Machine learning can be divided into supervised learning, unsupervised learning, semi-supervised learning and enhanced learning.

Supervised learning

It means the training data we give the machine has a marker or an answerFor example, the iris data set and real estate data mentioned above are availabletagthe

There are many examples of supervised learning in real life, such as

The image already has tag information
Banks have accumulated a certain amount of customer information and credit status on their credit cards
The bank has accumulated a certain amount of information about patients and whether they were eventually diagnosed with the disease
The market accumulates basic information about a home and the amount of money ultimately sold

Many algorithms in machine learning are supervised learning algorithms, such as

K neighbor
Linear regression and polynomial regression
Logistic regression
SVM
Decision trees and random forests

Unsupervised learning

The training data pointed to the machine had no marks or answers

The significance of unsupervised learning lies in classifying and clustering analysis of unlabeled data

Semi-supervised learning

Part of the training data given to the machine is marked or answered, and part is not

More common, such as: missing marks caused by various reasons.

Unsupervised learning is usually used to process the data first, and then supervised learning is used to train and forecast the model

To enhance learning

Take action based on the circumstances around you, and learn from the results of taking actionThe following figure determines the final behavior according to the environment. Common examples include Go, unmanned driving and robot.

Supervised learning and semi-supervised learning are the basis of reinforcement learning

Other categories of machine learning

Online learning and Batch learning (offline learning)
Parametric learning and nonparametric learning

Batch learning

The batch learning process is shown below

Pros: Simplicity

Question: How to adapt to the changing environment? Solution: Re-learn in batches regularly

Disadvantages: re-batch learning each time, huge amount of calculation; In some cases, the environment changes so drastically that it is even impossible.

Online learning

The online learning process is shown below

Advantages: timely response to new environmental changes

Q: Does new data bring bad changes? Solution: Data monitoring needs to be strengthened

Others: It is also suitable for the environment where the amount of data is huge and batch learning is completely impossible

Parameter learning

Once you learn parameters, you no longer need raw data

Nonparametric learning

Don’t make too many assumptions about the model
Nonargument does not mean no argument

Machine learning thinking

Machine learning focuses on solving uncertain problems. Unlike classical algorithms, which often have standard, deterministic, and unique answers, machine learning gives us probabilistic and statistically significant answers that are uncertain. Faced with this answer, we often think about its reliability, how much we can trust the answer, and the nature of what machine learning has learned.

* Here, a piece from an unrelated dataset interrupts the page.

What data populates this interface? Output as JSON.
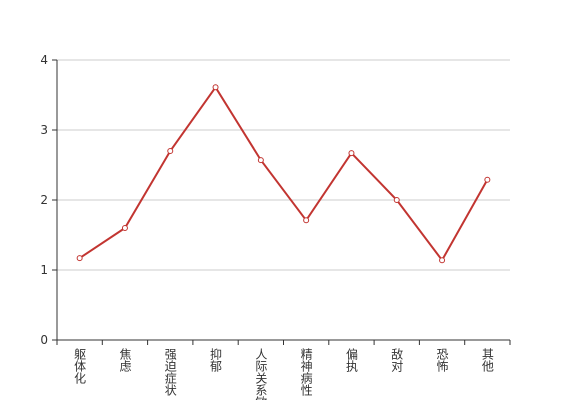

In fact, as long as the data of our algorithm is enough and the quality of the data is good enough, there is even the concept of data as an algorithm

The data itself is important
Data driven, data cleaning, processing, feature engineering, etc

Of course, there are other theories such as algorithm is king

How to choose machine algorithm?

As mentioned above, machine learning mainly solves two kinds of problems: classification problem and regression problem. In fact, it can apply Occam’s razor principle: simple is good.

There is no such thing as a free lunch

It can be rigorously deduced that the expected (average) performance of any two algorithms is the same.
When it comes to a particular problem, one algorithm might be better.
No algorithm is absolutely better than another algorithm.
It doesn’t make sense to talk about which algorithm is good apart from the specific problem.
In the face of a specific problem, it is necessary to try to use multiple algorithms for comparative experiments

Above we have a general overview of machine learning global introduction, I believe that we have a closer understanding of machine learning, and will continue to learn the algorithms related to machine learning.